State Pension

On basis that you don’t use it all or all though and have no surviving spouse the tax hits whatever’s left on basis most will have other assets . It might be in many cases this just creates an issue for the surviving widow after you have gone having inherited the DC fund on your demise.
Your post didn’t entirely make sense but just in case anyone else reads it and thinks leaving some or all of your pension to your spouse might give them a tax problem - there is no IHT liabilities between spouses in the UK. Any IHT liability when the spouse subsequently dies isn’t really their problem (and some might say isn’t a problem at all as it just reduces the the size of a quite large pot).
 
I had exactly the same name appear on my phone a week or so ago. I wanted to speak to the DWP to see what my pension is going to amount to, and whether I needed to bolster NI contributions. I'd forgotten my Gov Gateway password though, so had to go through an arduous security check. The number I called came from the Gov.uk site but my mob said it was 'Funerals on a Budget'.

Perhaps our political servants are thinking of additional ways to finish us off?!
 
Civil service final salary schemes went years ago, now it's the same as anyone else, it depends on how much you paid in over the years working for them.
That is not the case - I think most civil servants are now on a career average scheme, so still generous and guaranteed although calculated differently to final salary.
 
It is understandable that some believe the state pension should be means tested.
Why? I contributed generously to the state Ponzi Scheme.

My NI contributions exceeded £120k over my career, half of them in the last decade of work when the income cap was removed and the rate doubled to 2%. I was paying £6k a year from 2012 onwards.

I have no shame in drawing from the system and spending it how I chose.
 
Why? I contributed generously to the state Ponzi Scheme.

My NI contributions exceeded £120k over my career, half of them in the last decade of work when the income cap was removed and the rate doubled to 2%. I was paying £6k a year from 2012 onwards.

I have no shame in drawing from the system and spending it how I chose.
How much would a £120k defined contribution benefit pot give you as an annual pension? Nowhere near your state pension.
 
How much would a £120k defined contribution benefit pot give you as an annual pension? Nowhere near your state pension.
Investing over a 50 year period, it would also be worth a lot more than £120k.

I also chose to start a private pension in the 1980s and for the last 30 years also put 50% of my salary into a pension. WTF should I be penalised?

I'm also an additional rate tax payer in retirement and paying up to 60% tax on my pension.

I'll happily give up my SP if HMRC reduce my tax bill accordingly.
 
My concern was really that my widow assuming I die first being male and older which might be a reasonable assumption in absence of mutual accident is that my widow while inheriting the balance IHT free then has to decide how to offload that fund ideally before her demise in a tax efficient way to her beneficiaries. In absence of doing this not only does the fund now attract IHT but also income tax when drawn down so having reduced the fund by IHT rate applicable another hit arises to actual take any of the fund .
 
That is not the case - I think most civil servants are now on a career average scheme, so still generous and guaranteed although calculated differently to final salary.
This is true.
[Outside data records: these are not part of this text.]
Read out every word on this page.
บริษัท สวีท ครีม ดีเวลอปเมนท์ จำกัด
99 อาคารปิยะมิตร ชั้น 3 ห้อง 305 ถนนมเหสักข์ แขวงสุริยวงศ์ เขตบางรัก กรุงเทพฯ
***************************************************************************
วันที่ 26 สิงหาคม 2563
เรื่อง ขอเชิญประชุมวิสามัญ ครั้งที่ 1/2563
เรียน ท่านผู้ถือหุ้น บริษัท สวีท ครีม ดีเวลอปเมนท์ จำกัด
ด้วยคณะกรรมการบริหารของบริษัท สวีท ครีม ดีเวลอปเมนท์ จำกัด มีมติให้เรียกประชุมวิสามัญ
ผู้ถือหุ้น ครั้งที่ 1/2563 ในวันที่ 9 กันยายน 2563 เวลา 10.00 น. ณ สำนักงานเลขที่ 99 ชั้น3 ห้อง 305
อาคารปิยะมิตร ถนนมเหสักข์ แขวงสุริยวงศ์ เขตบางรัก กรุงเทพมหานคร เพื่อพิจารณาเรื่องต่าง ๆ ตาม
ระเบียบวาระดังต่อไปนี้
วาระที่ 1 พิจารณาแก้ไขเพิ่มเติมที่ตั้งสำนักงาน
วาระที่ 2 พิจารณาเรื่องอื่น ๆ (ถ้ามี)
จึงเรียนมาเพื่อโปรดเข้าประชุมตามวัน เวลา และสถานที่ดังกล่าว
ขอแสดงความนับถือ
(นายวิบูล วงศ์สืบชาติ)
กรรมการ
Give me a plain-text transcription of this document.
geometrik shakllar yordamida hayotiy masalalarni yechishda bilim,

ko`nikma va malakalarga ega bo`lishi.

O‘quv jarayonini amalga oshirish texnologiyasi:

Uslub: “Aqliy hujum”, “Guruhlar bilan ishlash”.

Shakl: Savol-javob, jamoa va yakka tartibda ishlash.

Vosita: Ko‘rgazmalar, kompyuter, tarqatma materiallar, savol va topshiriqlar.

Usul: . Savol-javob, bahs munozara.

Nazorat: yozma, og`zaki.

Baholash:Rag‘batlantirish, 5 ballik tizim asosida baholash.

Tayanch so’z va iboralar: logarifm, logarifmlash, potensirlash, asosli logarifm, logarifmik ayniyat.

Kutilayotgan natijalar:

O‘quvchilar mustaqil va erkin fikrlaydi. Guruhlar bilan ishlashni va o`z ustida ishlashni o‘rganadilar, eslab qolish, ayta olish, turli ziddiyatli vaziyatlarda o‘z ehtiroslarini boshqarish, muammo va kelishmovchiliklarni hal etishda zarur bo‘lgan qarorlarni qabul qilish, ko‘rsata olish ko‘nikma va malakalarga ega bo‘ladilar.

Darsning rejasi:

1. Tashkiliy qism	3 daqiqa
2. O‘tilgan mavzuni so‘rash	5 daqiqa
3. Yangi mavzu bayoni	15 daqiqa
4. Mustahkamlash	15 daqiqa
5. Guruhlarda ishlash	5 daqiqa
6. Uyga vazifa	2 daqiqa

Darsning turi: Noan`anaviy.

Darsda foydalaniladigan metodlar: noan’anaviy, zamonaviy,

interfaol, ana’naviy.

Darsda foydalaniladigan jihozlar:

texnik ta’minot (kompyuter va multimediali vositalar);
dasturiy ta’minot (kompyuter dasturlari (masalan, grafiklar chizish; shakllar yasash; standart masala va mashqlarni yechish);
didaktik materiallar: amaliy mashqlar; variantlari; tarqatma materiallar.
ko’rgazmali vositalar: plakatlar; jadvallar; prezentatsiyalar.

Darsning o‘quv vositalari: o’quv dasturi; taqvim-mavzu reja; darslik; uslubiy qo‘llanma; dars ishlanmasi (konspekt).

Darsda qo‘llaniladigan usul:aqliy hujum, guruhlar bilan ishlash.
The big difference in practice between the old schemes and the current ones is that the age you can take the pension is now much higher-----linked to the state pension age, currently 66 and rising to 67 and upwards soon. You can access them (up to) ten years earlier but you lose (up to) half the money. They are still a good deal if you are able to live and work long enough to benefit from them.
 
This is true. The big difference in practice between the old schemes and the current ones is that the age you can take the pension is now much higher-----linked to the state pension age, currently 66 and rising to 67 and upwards soon. You can access them (up to) ten years earlier but you lose (up to) half the money. They are still a good deal if you are able to live and work long enough to benefit from them.
I suspect that they will still get much much more than a comparable individual on a DC scheme. There is a good reason no private sector pensions are anything like that generous - they are simply unaffordable unless funded by the taxpayer not the individual.
 
...................... not only does the fund now attract IHT ...............................
It will only "attract IHT" if the total estate is above whatever threshold is in place when the pension holder dies. Just because, from April 2027, an extant DC pension pot for instance will be considered as part of the estate for IHT purposes does not mean that IHT will be payable.

Only 4%-5% of estates actually pay IHT at present. This will of course increase when DC pensions are counted as part of the estate but one estimate for that suggests the number will rise to around 8% of estates having to pay anything. The vast majority will not pay. Those sufficiently wealthy to believe that this is a concern often seek professional tax advice to minimise this exposure one way or another. There are several ways of reducing that tax liability legitimately - gifts from income, use of the 7-year rule etc.

Furthermore, there is at present, no income tax payable on inherited pensions when the pension holder dies before the age of 75.